Campioni del mondo con l’Uruguay e poi nazionali italiani sono stati invece Juan Alberto Schiaffino, grazie ad ascendenze liguri; e Alcides Ghiggia il ‘killer’ del Brasile al Maracana’ nel 1950, azzurro un po’ fasullo visto che solo un controverso atto notorio gli aveva consentito di approdare da oriundo prima alla Roma e poi nell’Italia. Il titolo iridato (ma perdendo il posto da titolare a beneficio di Vava’) lo ha vinto anche Jose’ Altafini nel 1958 con il Brasile: ma nella terra natale il ‘coniglio’ milanista, azzurro per 6 volte (con 5 reti), era conosciuto sempre e solo con il soprannome di ‘Mazola’, datogli in onore del fenomeno del Grande Torino.
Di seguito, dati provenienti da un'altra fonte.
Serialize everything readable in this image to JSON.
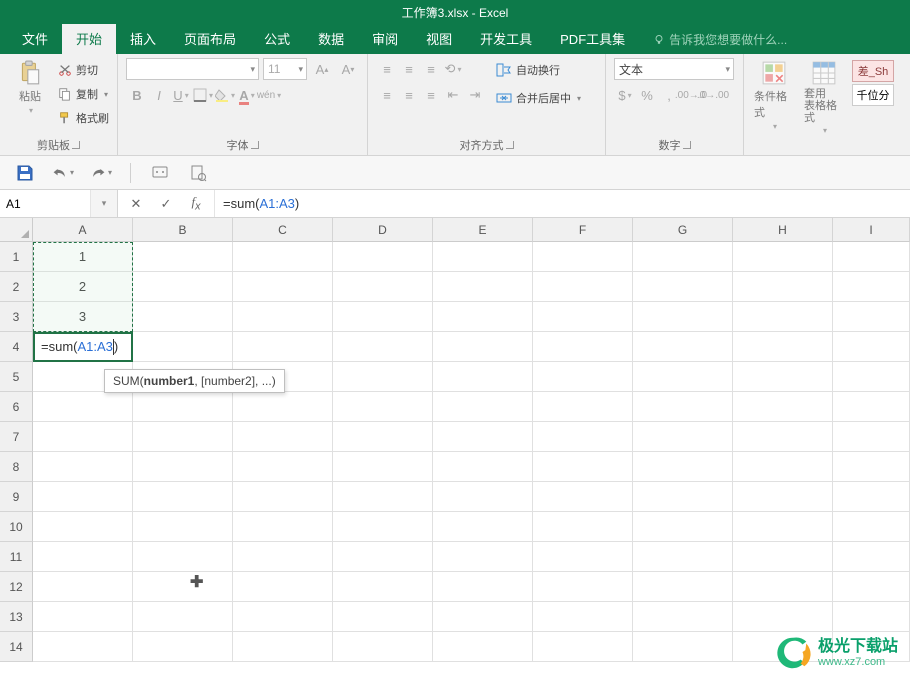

Ad un altro oriundo brasiliano, il mediano Ottavio Fantoni, va senz’altro il titolo del piu’ sfortunato: gioco’ solo una volta nell’Italia, nel marzo ’34 contro la Grecia, e l’anno dopo mori’ a causa dell’infezione contratta in un incidente di gioco. La Nazionale di calcio italiana non ha mai toccato gli eccessi di quella del rugby, in cui ci sono sempre minimo una decina di oriundi e naturalizzati, ma in due occasioni ha schierato quattro ‘stranieri’ contemporaneamente provocando molte polemiche: successe a Vittorio Pozzo nel 1932 a Napoli contro la Svizzera, con Guarisi-Sallustro-Fedullo-Orsi, mossa che gli costo’ tante critiche (i trionfi mondiali del ’34 e del ’38 erano di la’ da venire); e a Belfast nel match decisivo delle qualificazioni ai Mondiali 1958, quando all’Italia ando’ male nonostante la presenza di Ghiggia-Schiaffino-Da Costa-Montuori, e forse anche a causa delle prestazioni degli stessi.